Our analysis shows the emergence of a deletion in nsp1, one of the most important determinants of pathogenicity of SARS-CoV-2. This is quite surprising, since corona viruses typically experience a moderate rate of mutations, due to the presence of a protein with proofreader activity (ExonN, also called nsp14), calculated in about 26 mutations per year (https://nextstrain.org/ncov/global?l=clock). Though the number of sequences detected was a small fraction of the total analyzed, our data clearly identify a new SARS-CoV-2 viral strain present in subjects from different areas (Europe, North and South America). However, our analysis also indicates that this deletion is not homogeneously present in all the Countries analyzed. For this reason, it would be important to monitor its presence over time, and to determine its penetrance and probability to spread and compete with the current viral strains. Nonetheless, our results suggest the possibility of the evolution of a new viral quasi-specie, but further data are necessary to confirm this hypothesis and explore the possibility of a developing intra-host adaptative process.
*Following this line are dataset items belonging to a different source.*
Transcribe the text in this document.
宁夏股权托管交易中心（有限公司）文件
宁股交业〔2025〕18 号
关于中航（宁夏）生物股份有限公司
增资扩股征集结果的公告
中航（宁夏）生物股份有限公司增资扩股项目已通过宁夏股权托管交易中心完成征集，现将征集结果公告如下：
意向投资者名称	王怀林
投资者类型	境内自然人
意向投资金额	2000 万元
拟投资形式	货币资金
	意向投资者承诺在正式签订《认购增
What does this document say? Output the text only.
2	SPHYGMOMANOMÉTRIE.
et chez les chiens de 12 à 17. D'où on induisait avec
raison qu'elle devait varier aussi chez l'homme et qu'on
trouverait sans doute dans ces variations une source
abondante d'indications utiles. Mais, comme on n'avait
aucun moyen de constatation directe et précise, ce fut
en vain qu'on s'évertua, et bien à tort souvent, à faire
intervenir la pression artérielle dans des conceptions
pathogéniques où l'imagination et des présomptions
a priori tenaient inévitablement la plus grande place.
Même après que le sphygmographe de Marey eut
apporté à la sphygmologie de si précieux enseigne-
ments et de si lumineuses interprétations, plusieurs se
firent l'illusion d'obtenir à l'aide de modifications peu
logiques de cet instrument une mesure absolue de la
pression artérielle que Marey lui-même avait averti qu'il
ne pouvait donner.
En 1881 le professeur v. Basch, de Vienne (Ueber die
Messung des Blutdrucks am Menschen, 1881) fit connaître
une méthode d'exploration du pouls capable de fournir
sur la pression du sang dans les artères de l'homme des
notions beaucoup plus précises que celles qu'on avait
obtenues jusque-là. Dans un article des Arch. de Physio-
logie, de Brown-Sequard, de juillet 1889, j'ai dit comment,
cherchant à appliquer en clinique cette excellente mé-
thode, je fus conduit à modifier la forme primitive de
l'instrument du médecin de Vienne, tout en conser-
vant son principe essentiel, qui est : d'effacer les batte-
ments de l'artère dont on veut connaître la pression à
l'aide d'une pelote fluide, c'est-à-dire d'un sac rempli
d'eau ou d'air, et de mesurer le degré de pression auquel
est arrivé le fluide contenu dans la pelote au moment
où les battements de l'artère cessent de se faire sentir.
The new viral strain that we describe carries a defining characteristic deletion of 9 nucleotides in the C-terminal region of the nsp1 gene, translating into a protein lacking three amino acids (KSF). Substitution of two of these amino acids (KS) reduced the inhibitory effect of innate immune response to SARS-CoV, and by predicted structure analysis we show that these amino acids compromise proper folding of nsp1. Consequently, we hypothesize that viruses harboring this deletion are likely to be less pathogenic than commonly observed viral strains. To this regard, we note that the two common endemic human coronaviruses, HCoV-OC43 [33] and HCoV-299E [34], have extensive deletions in the C-terminal region of nsp1. Thought crystallization and biological data are needed to confirm our hypothesis, our observations, together with the recent findings of two viral strains carrying in one case an extensive deletion in the orf7a gene [35], a deletion in the nsp2 gene [36] and deletions in nsp1 gene also identified by other groups [37, 38], indicate that SARS-CoV-2 genome may be undergoing a significant evolutionary process, which may result in virus-host adaptation [39]. Since the overwhelming majority of genomic sequences collected so far are from symptomatic subjects, it seems logical to characterize in detail SARS-CoV-2 genomes from the asymptomatic population. If our hypothesis is correct, this is the proper population where we should be able to identify more in detail further viral evolutionary steps, which may indicate reduction of pathogenicity. Understanding the different steps that characterize the pathogenicity of this virus, as well as the spreading and changes of these pathogenic determinants among the population, may help determining proper strategies of containment of SARS-CoV-2 spread and identify better drugs for treatment of COVID-19.

Conclusions

We identified the emergence in infected subjects of a new viral strain of SARS-CoV-2 with a deletion of 3 amino acids (KSF) in the C-terminal region of nsp1. I-TASSER structure analysis indicates that this deletion may affects the structure of the C-terminal region, important for regulation of nsp1 activity. Substitution of two of these amino acids (KS) was also previously reported to revert the loss of interferon-alpha expression in cells transfected with mutated nsp1 from SARS-CoV. This deletion in nsp1, together with deletions previously described in other parts of SARS-CoV-2 genome by different groups, indicates that the virus is undergoing profound genomic changes. It should be noted that mutations of the virus are not very common, due to its proofreading mechanism, and that collection of the sequencing data is currently biased toward symptomatic subjects. It would be of interest to monitor over time and confirm the spreading of this particular viral strain, and potentially of strains with other deletions in the nsp1 protein, in the population of asymptomatic and pauci-symptomatic subjects and to correlate these changes in nsp1 with a possible decreased viral pathogenicity.